Marullo’s issues are overruled.4
III. Conclusion
Having overruled Marullo’s issues, we affirm the trial court’s order dismissing the suit without prejudice.
. The letter continued, "We will keep your Sologic email and database access open so that you can continue to correspond with students that you will be teaching as a contractor.”
. The defendants also relied on a merger clause within the 2014 contract. Because we conclude that the forum-selection clause is dispositive regardless of the merger clause, we do not recite the arguments and facts concerning the merger clause in detail. See Tex. R. App. P. 47.1.
. Other United States Courts of Appeals have reached similar conclusions when faced with broad arbitration clauses that are not limited to claims arising from the agreement. See Watson Wyatt & Co. v. SBC Holdings, Inc., 513 F.3d 646, 649-50 (6th Cir. 2008) (requiring arbitration for claims accruing before the agreement when the clause applied to “any dispute or claim arising from or in connection with this agreement or the services provided by [defendant],” because the claims arose out of “services” provided by the defendant); Kristian v. Comcast Corp., 446 F.3d 25, 33-34 & n.5 (1st Cir. 2006) (requiring arbitration for claims accruing before the agreement when the clause applied to "any claim or dispute arising out of this agreement or the services provided,” and "services” was a defined term not limited by “this agreement"); Zink v. Merrill Lynch Pierce Fenner & Smith, Inc., 13 F.3d 330, 331-32 (10th Cir. 1993) (requiring arbitration when the clause applied to "any controversy between us arising out of your business or this agreement”; reasoning that the clause was "clearly broad enough to cover the dispute at issue despite the fact that the dealings giving rise to the dispute occurred prior to the execution of the agreement”); see also Levin v. Alms & Assocs., Inc., 634 F.3d 260, 266-67 (4th Cir. 2011) (requiring arbitration for claims accruing before the agreement when the clause stated that "[a]ny dispute shall be submitted to binding arbitration”).

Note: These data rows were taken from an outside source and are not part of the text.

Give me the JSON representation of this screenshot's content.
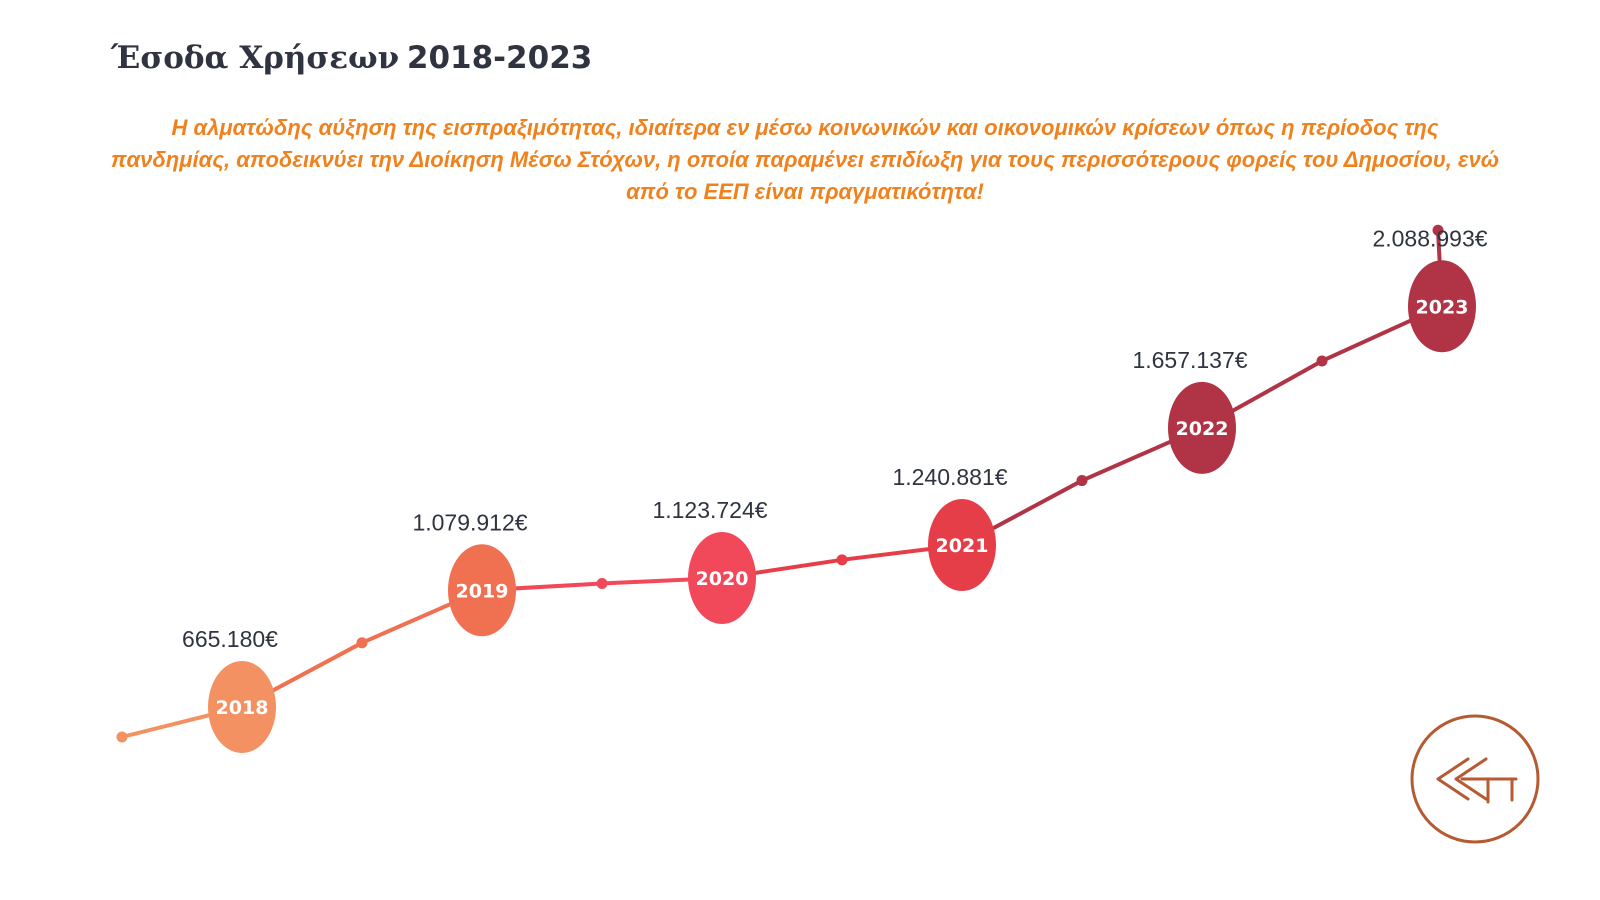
{
  "title": {
    "main": "Έσοδα Χρήσεων",
    "years": "2018-2023"
  },
  "subtitle": "Η αλματώδης αύξηση της εισπραξιμότητας, ιδιαίτερα εν μέσω κοινωνικών και οικονομικών κρίσεων όπως η περίοδος της πανδημίας, αποδεικνύει την Διοίκηση Μέσω Στόχων, η οποία παραμένει επιδίωξη για τους περισσότερους φορείς του Δημοσίου, ενώ από το ΕΕΠ είναι πραγματικότητα!",
  "colors": {
    "title": "#2f3440",
    "subtitle": "#f0821e",
    "logo": "#b55a32",
    "years": [
      "#f39163",
      "#f07052",
      "#f1495a",
      "#e63e49",
      "#b03446",
      "#b03446"
    ]
  },
  "logo_icon": "eep-logo-icon",
  "chart_data": {
    "type": "line",
    "title": "Έσοδα Χρήσεων 2018-2023",
    "categories": [
      "2018",
      "2019",
      "2020",
      "2021",
      "2022",
      "2023"
    ],
    "values": [
      665180,
      1079912,
      1123724,
      1240881,
      1657137,
      2088993
    ],
    "value_labels": [
      "665.180€",
      "1.079.912€",
      "1.123.724€",
      "1.240.881€",
      "1.657.137€",
      "2.088.993€"
    ],
    "xlabel": "",
    "ylabel": "",
    "grid": false,
    "legend": "none"
  }
}
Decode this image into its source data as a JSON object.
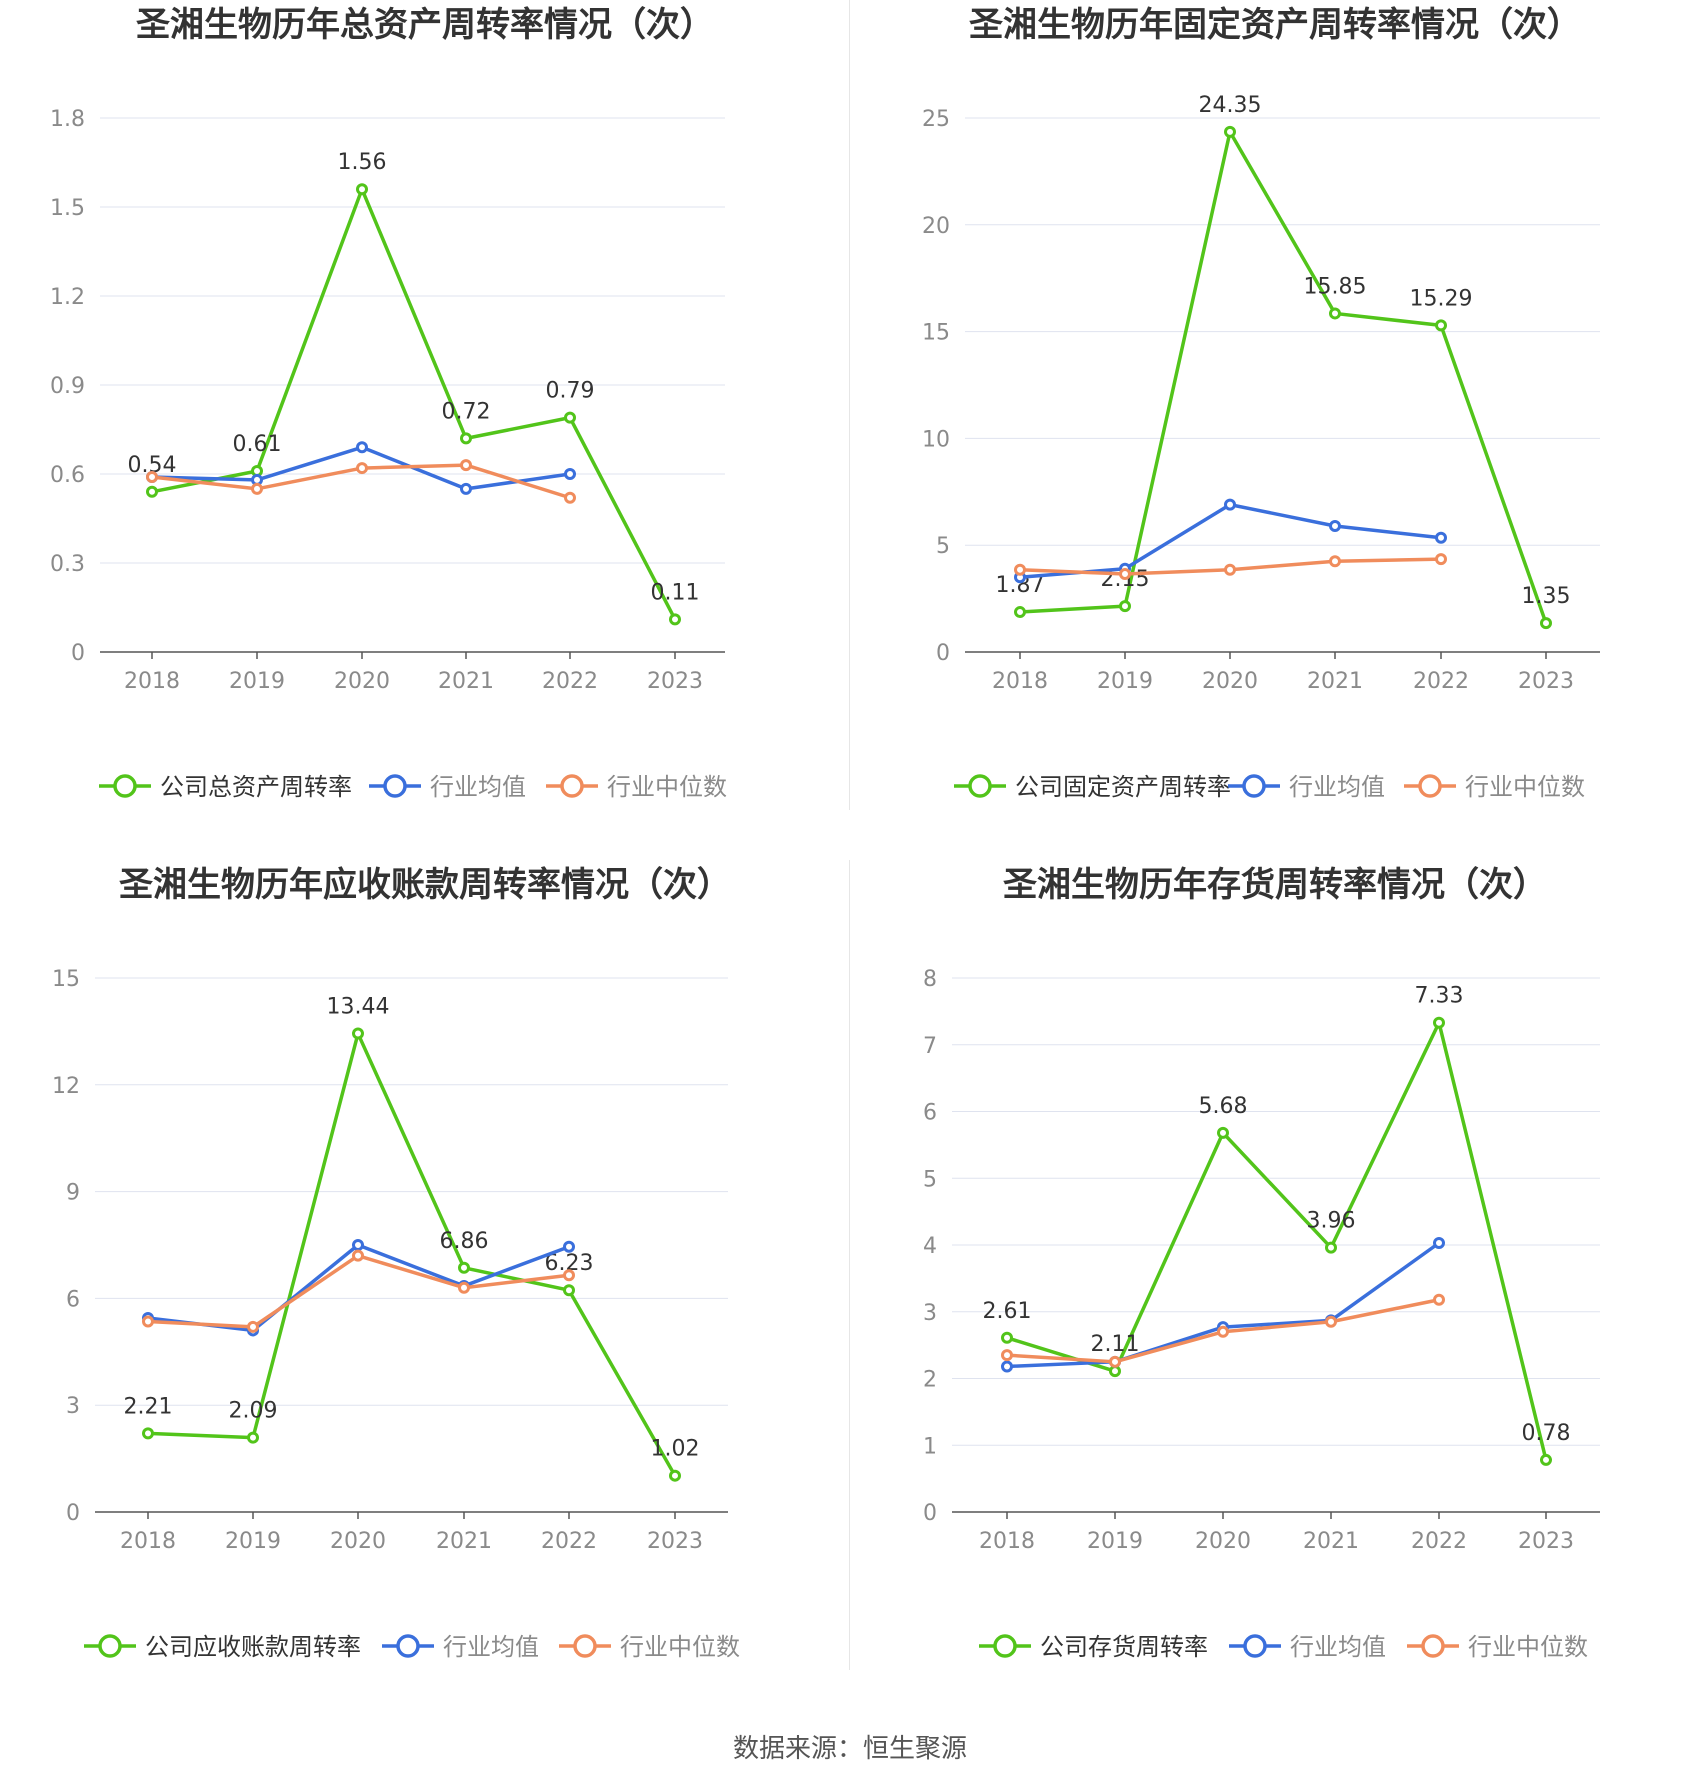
{
  "source": "数据来源：恒生聚源",
  "legend_common": {
    "avg": "行业均值",
    "median": "行业中位数"
  },
  "colors": {
    "company": "#52c41a",
    "avg": "#3a6fdc",
    "median": "#f08c5c",
    "grid": "#dfe3ef",
    "axis": "#555555",
    "tick_text": "#8a8a8a"
  },
  "chart_data": [
    {
      "type": "line",
      "title": "圣湘生物历年总资产周转率情况（次）",
      "categories": [
        "2018",
        "2019",
        "2020",
        "2021",
        "2022",
        "2023"
      ],
      "ylim": [
        0,
        1.8
      ],
      "yticks": [
        "0",
        "0.3",
        "0.6",
        "0.9",
        "1.2",
        "1.5",
        "1.8"
      ],
      "series": [
        {
          "name": "公司总资产周转率",
          "values": [
            0.54,
            0.61,
            1.56,
            0.72,
            0.79,
            0.11
          ],
          "labels": [
            "0.54",
            "0.61",
            "1.56",
            "0.72",
            "0.79",
            "0.11"
          ]
        },
        {
          "name": "行业均值",
          "values": [
            0.59,
            0.58,
            0.69,
            0.55,
            0.6,
            null
          ]
        },
        {
          "name": "行业中位数",
          "values": [
            0.59,
            0.55,
            0.62,
            0.63,
            0.52,
            null
          ]
        }
      ]
    },
    {
      "type": "line",
      "title": "圣湘生物历年固定资产周转率情况（次）",
      "categories": [
        "2018",
        "2019",
        "2020",
        "2021",
        "2022",
        "2023"
      ],
      "ylim": [
        0,
        25
      ],
      "yticks": [
        "0",
        "5",
        "10",
        "15",
        "20",
        "25"
      ],
      "series": [
        {
          "name": "公司固定资产周转率",
          "values": [
            1.87,
            2.15,
            24.35,
            15.85,
            15.29,
            1.35
          ],
          "labels": [
            "1.87",
            "2.15",
            "24.35",
            "15.85",
            "15.29",
            "1.35"
          ]
        },
        {
          "name": "行业均值",
          "values": [
            3.5,
            3.9,
            6.9,
            5.9,
            5.35,
            null
          ]
        },
        {
          "name": "行业中位数",
          "values": [
            3.85,
            3.65,
            3.85,
            4.25,
            4.35,
            null
          ]
        }
      ]
    },
    {
      "type": "line",
      "title": "圣湘生物历年应收账款周转率情况（次）",
      "categories": [
        "2018",
        "2019",
        "2020",
        "2021",
        "2022",
        "2023"
      ],
      "ylim": [
        0,
        15
      ],
      "yticks": [
        "0",
        "3",
        "6",
        "9",
        "12",
        "15"
      ],
      "series": [
        {
          "name": "公司应收账款周转率",
          "values": [
            2.21,
            2.09,
            13.44,
            6.86,
            6.23,
            1.02
          ],
          "labels": [
            "2.21",
            "2.09",
            "13.44",
            "6.86",
            "6.23",
            "1.02"
          ]
        },
        {
          "name": "行业均值",
          "values": [
            5.45,
            5.1,
            7.5,
            6.35,
            7.45,
            null
          ]
        },
        {
          "name": "行业中位数",
          "values": [
            5.35,
            5.2,
            7.2,
            6.3,
            6.65,
            null
          ]
        }
      ]
    },
    {
      "type": "line",
      "title": "圣湘生物历年存货周转率情况（次）",
      "categories": [
        "2018",
        "2019",
        "2020",
        "2021",
        "2022",
        "2023"
      ],
      "ylim": [
        0,
        8
      ],
      "yticks": [
        "0",
        "1",
        "2",
        "3",
        "4",
        "5",
        "6",
        "7",
        "8"
      ],
      "series": [
        {
          "name": "公司存货周转率",
          "values": [
            2.61,
            2.11,
            5.68,
            3.96,
            7.33,
            0.78
          ],
          "labels": [
            "2.61",
            "2.11",
            "5.68",
            "3.96",
            "7.33",
            "0.78"
          ]
        },
        {
          "name": "行业均值",
          "values": [
            2.18,
            2.25,
            2.77,
            2.87,
            4.03,
            null
          ]
        },
        {
          "name": "行业中位数",
          "values": [
            2.35,
            2.25,
            2.7,
            2.85,
            3.18,
            null
          ]
        }
      ]
    }
  ]
}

. As mentioned above, we do not reach Ma-rullo’s issues concerning the 2014 contract’s merger clause because the plain language of the forum-selection clause is dispositive. And, to the extent Marullo argues in his opening brief that the forum-selection clause is "unfair,” noting a "wide disparity in bargaining power,” Marullo clarifies in his reply brief that he is not seeking to void the clause based on "undue influence, unconscionability, or a similar defense.” Marullo acknowledges that the clause is "perfectly valid,” "the product of a standard arms-length, commercial, negotiation,” and not "a product of improper coercion or any such perniciousness.”